Debo estar viejo, pero aún fui educado y formado en la idea que el sindicato era esa necesaria organización por la que los trabajadores se organizaban para defender sus derechos y evitar los abusos de los patrones. Organización que, por cierto, en la mayoría de los casos funciona bien para sus miembros. Serán lo que sean sus líderes pero las condiciones, prestaciones, pensiones, horarios de los trabadores de Pemex o del IMSS o los afiliados al SNTE o el SUTERM están por encima de la inmensa mayoría de los mexicanos. Y que tal los miles que cobran de las mil y una creativas maneras que tienen los empresarios para pagar a sus trabajadores  y que implican no dar prestaciones: honorarios, honorarios asimilados a salarios y otras...

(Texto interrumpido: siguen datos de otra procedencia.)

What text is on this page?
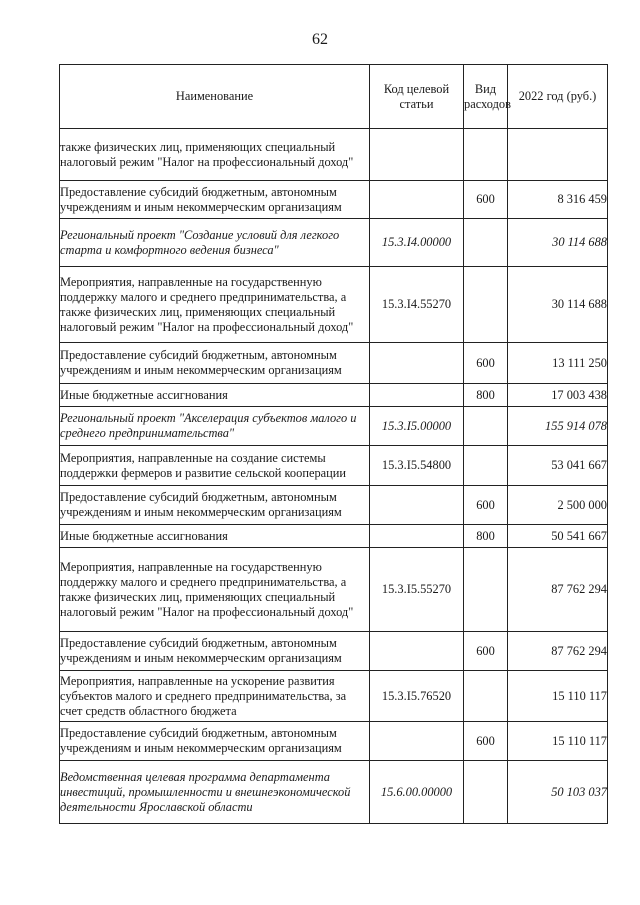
62
Наименование	Код целевой статьи	Вид расходов	2022 год (руб.)
также физических лиц, применяющих специальный налоговый режим "Налог на профессиональный доход"			
Предоставление субсидий бюджетным, автономным учреждениям и иным некоммерческим организациям		600	8 316 459
Региональный проект "Создание условий для легкого старта и комфортного ведения бизнеса"	15.3.I4.00000		30 114 688
Мероприятия, направленные на государственную поддержку малого и среднего предпринимательства, а также физических лиц, применяющих специальный налоговый режим "Налог на профессиональный доход"	15.3.I4.55270		30 114 688
Предоставление субсидий бюджетным, автономным учреждениям и иным некоммерческим организациям		600	13 111 250
Иные бюджетные ассигнования		800	17 003 438
Региональный проект "Акселерация субъектов малого и среднего предпринимательства"	15.3.I5.00000		155 914 078
Мероприятия, направленные на создание системы поддержки фермеров и развитие сельской кооперации	15.3.I5.54800		53 041 667
Предоставление субсидий бюджетным, автономным учреждениям и иным некоммерческим организациям		600	2 500 000
Иные бюджетные ассигнования		800	50 541 667
Мероприятия, направленные на государственную поддержку малого и среднего предпринимательства, а также физических лиц, применяющих специальный налоговый режим "Налог на профессиональный доход"	15.3.I5.55270		87 762 294
Предоставление субсидий бюджетным, автономным учреждениям и иным некоммерческим организациям		600	87 762 294
Мероприятия, направленные на ускорение развития субъектов малого и среднего предпринимательства, за счет средств областного бюджета	15.3.I5.76520		15 110 117
Предоставление субсидий бюджетным, автономным учреждениям и иным некоммерческим организациям		600	15 110 117
Ведомственная целевая программа департамента инвестиций, промышленности и внешнеэкономической деятельности Ярославской области	15.6.00.00000		50 103 037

Gracias, entre cosas a los excesos de líderes sindicales de empresas o servicios del Estado, la reputación del sindicalismo está por los suelos. Así andarán las cosas que ser sindicalista es políticamente incorrecto. 

Me pregunto: si los líderes sindicales fueran diferentes, si no se hubieran exhibido con riquezas que no parecen corresponder a sus chambas, si escucharíamos las mismas exigencias de que el gobierno intervenga en la vida sindical o si escucharíamos quejidos por el sagrado derecho a la autonomía de las organizaciones obreras.

Los sindicatos son las organizaciones de los trabajadores. Supongo que algo les habrán dado esos líderes a los trabajadores como para haber durado tanto tiempo. Algo tendrán esos trabajadores que no tienen millones de otros trabajadores mexicanos. Así que yo, desde aquí, celebro que cualquier iniciativa de reforma energética no se meta con el sindicato de Pemex. 

Ese asunto se trata en otra ventanilla.